In 1870 King Mongkut assigned his son, Phra Sri Worarat, to be the leader of Tha Uthen. He died in 1899. Later the Ministry of Interior decided that the city should no longer have a royal family member as its leader, but be led by an assigned governor.

In 1907 the muang was converted into a district.

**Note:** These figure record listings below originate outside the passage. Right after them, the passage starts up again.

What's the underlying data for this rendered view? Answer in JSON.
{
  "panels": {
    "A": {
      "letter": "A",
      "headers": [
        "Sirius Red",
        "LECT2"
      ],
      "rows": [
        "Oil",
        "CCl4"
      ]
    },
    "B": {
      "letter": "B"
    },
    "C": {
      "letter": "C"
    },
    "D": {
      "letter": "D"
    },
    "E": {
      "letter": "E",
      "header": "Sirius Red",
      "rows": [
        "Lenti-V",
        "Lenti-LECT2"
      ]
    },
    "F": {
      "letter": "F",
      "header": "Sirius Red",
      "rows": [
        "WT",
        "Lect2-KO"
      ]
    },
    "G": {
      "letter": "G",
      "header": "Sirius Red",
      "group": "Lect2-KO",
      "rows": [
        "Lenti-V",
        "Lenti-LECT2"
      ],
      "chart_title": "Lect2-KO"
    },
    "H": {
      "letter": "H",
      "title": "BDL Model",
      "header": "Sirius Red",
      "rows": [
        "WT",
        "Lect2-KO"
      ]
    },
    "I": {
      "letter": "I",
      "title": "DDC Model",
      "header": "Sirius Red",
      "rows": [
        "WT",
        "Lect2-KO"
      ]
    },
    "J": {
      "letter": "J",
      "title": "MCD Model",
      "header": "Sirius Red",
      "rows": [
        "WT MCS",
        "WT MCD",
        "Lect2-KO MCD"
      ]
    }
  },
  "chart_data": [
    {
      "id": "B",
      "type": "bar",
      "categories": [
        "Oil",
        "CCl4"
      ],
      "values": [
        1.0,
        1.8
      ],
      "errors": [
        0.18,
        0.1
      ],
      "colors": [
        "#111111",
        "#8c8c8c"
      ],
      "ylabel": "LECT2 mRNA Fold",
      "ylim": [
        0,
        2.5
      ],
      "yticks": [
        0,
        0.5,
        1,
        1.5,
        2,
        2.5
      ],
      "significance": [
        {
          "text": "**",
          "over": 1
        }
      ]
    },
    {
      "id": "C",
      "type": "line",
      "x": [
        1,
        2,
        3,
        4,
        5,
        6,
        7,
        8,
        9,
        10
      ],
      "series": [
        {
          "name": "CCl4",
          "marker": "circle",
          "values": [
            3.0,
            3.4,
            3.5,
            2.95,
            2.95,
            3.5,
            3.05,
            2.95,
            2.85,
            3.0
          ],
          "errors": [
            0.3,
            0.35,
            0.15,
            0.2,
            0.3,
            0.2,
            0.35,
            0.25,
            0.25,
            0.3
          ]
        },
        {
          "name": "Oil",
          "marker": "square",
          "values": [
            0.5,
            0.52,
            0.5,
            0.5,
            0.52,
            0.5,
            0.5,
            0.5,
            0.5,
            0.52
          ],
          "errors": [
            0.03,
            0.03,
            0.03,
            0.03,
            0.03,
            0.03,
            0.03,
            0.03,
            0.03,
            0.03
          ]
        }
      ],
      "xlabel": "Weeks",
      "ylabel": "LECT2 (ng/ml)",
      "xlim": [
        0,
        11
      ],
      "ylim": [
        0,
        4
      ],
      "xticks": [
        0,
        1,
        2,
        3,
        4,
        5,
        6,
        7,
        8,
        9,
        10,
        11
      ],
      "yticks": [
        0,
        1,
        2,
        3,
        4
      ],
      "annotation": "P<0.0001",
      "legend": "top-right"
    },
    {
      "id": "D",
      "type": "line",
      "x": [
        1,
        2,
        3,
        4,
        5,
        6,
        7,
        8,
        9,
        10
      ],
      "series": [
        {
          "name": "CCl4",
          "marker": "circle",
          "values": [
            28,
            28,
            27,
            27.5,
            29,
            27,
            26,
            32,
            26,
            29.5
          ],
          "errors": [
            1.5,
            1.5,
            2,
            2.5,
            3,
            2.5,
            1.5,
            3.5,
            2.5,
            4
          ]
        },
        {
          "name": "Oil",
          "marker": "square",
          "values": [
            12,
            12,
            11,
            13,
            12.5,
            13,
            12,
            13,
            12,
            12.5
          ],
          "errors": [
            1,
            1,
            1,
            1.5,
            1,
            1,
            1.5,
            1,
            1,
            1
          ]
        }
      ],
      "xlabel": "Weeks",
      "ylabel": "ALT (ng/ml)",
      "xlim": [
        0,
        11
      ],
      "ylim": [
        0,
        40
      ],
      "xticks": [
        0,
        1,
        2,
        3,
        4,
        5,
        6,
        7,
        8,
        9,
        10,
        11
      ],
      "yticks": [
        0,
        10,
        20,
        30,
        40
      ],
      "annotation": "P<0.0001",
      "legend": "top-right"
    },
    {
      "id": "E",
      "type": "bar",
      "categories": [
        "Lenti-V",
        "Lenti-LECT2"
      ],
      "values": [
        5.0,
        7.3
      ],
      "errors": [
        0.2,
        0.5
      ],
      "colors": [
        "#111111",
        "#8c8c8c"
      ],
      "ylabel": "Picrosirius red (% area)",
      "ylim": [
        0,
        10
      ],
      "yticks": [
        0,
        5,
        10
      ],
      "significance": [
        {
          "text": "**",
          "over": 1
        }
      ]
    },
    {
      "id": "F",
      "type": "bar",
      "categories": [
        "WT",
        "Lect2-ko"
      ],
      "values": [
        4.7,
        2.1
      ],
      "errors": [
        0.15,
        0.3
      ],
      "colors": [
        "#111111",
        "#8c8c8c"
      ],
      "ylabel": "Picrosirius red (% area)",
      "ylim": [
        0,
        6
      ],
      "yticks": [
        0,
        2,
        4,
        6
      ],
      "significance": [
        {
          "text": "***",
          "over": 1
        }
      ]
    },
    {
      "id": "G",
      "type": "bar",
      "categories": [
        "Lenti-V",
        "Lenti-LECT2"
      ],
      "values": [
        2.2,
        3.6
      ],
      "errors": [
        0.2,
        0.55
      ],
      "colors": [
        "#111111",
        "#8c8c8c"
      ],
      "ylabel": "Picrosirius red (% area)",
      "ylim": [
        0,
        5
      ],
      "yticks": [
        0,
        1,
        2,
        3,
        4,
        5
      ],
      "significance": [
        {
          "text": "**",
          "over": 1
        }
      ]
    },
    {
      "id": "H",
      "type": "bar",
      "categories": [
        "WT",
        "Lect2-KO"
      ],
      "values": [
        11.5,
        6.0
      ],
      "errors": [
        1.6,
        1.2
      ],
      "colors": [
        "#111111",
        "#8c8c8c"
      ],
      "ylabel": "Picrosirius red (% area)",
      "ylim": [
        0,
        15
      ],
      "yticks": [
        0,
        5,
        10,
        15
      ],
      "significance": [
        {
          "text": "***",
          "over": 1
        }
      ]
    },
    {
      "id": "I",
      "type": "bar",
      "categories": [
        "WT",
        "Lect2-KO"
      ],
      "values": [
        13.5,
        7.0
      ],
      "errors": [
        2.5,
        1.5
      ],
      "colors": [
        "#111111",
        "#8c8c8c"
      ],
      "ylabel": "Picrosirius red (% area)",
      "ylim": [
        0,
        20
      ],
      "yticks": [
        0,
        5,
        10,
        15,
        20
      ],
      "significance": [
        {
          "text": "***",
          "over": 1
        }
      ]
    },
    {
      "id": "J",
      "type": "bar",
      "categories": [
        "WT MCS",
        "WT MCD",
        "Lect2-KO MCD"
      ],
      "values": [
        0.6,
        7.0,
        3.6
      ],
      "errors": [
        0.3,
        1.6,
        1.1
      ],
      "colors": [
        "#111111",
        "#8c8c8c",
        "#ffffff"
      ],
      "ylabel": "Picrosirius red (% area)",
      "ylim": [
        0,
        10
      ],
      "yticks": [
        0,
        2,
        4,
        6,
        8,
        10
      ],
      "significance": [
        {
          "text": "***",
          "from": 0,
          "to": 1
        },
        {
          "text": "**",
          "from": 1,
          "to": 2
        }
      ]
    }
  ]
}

Chanthima Pholdecha became the first district officer.

== Administration ==

=== Central administration ===
Tha Uthen is divided into nine sub-districts (tambon), which are further subdivided into 111 administrative villages (Muban).

| No. | Name | Thai | Villages | Pop. |
|---|---|---|---|---|
| 01. | Tha Uthen | ท่าอุเทน | 07 | 4,923 |
| 02. | Non Tan | โนนตาล | 15 | 7,506 |
| 03. | Tha Champa | ท่าจำปา | 16 | 8,900 |
| 04. | Chaiburi | ไชยบุรี | 17 | 8,460 |
| 05. | Phanom | พนอม | 11 | 5,293 |
| 06. | Phathai | พะทาย | 10 | 4,960 |
| 11. | Woen Phrabat | เวินพระบาท | 10 | 6,166 |
| 12. | Ram Rat | รามราช | 17 | 8,772 |
| 14. | Nong Thao | หนองเทา | 08 | 4,369 |

Missing numbers are tambon which now form Phon Sawan district.

=== Local administration ===
There are two sub-district municipalities (thesaban tambon) in the district:
- Tha Uthen (Thai: เทศบาลตำบลท่าอุเทน) consisting of sub-district Tha Uthen.
- Woen Phrabat (Thai: เทศบาลตำบลเวินพระบาท) consisting of sub-district Woen Phrabat.

There are seven subdistrict administrative organizations (SAO) in the district:
- Non Tan (Thai: องค์การบริหารส่วนตำบลโนนตาล) consisting of sub-district Non Tan.
- Tha Champa (Thai: องค์การบริหารส่วนตำบลท่าจำปา) consisting of sub-district Tha Champa.
- Chaiburi (Thai: องค์การบริหารส่วนตำบลไชยบุรี) consisting of sub-district Chaiburi.
- Phanom (Thai: องค์การบริหารส่วนตำบลพนอม) consisting of sub-district Phanom.
- Phathai (Thai: องค์การบริหารส่วนตำบลพะทาย) consisting of sub-district Phathai.
- Ram Rat (Thai: องค์การบริหารส่วนตำบลรามราช) consisting of sub-district Ram Rat.
- Nong Thao (Thai: องค์การบริหารส่วนตำบลหนองเทา) consisting of sub-district Nong Thao.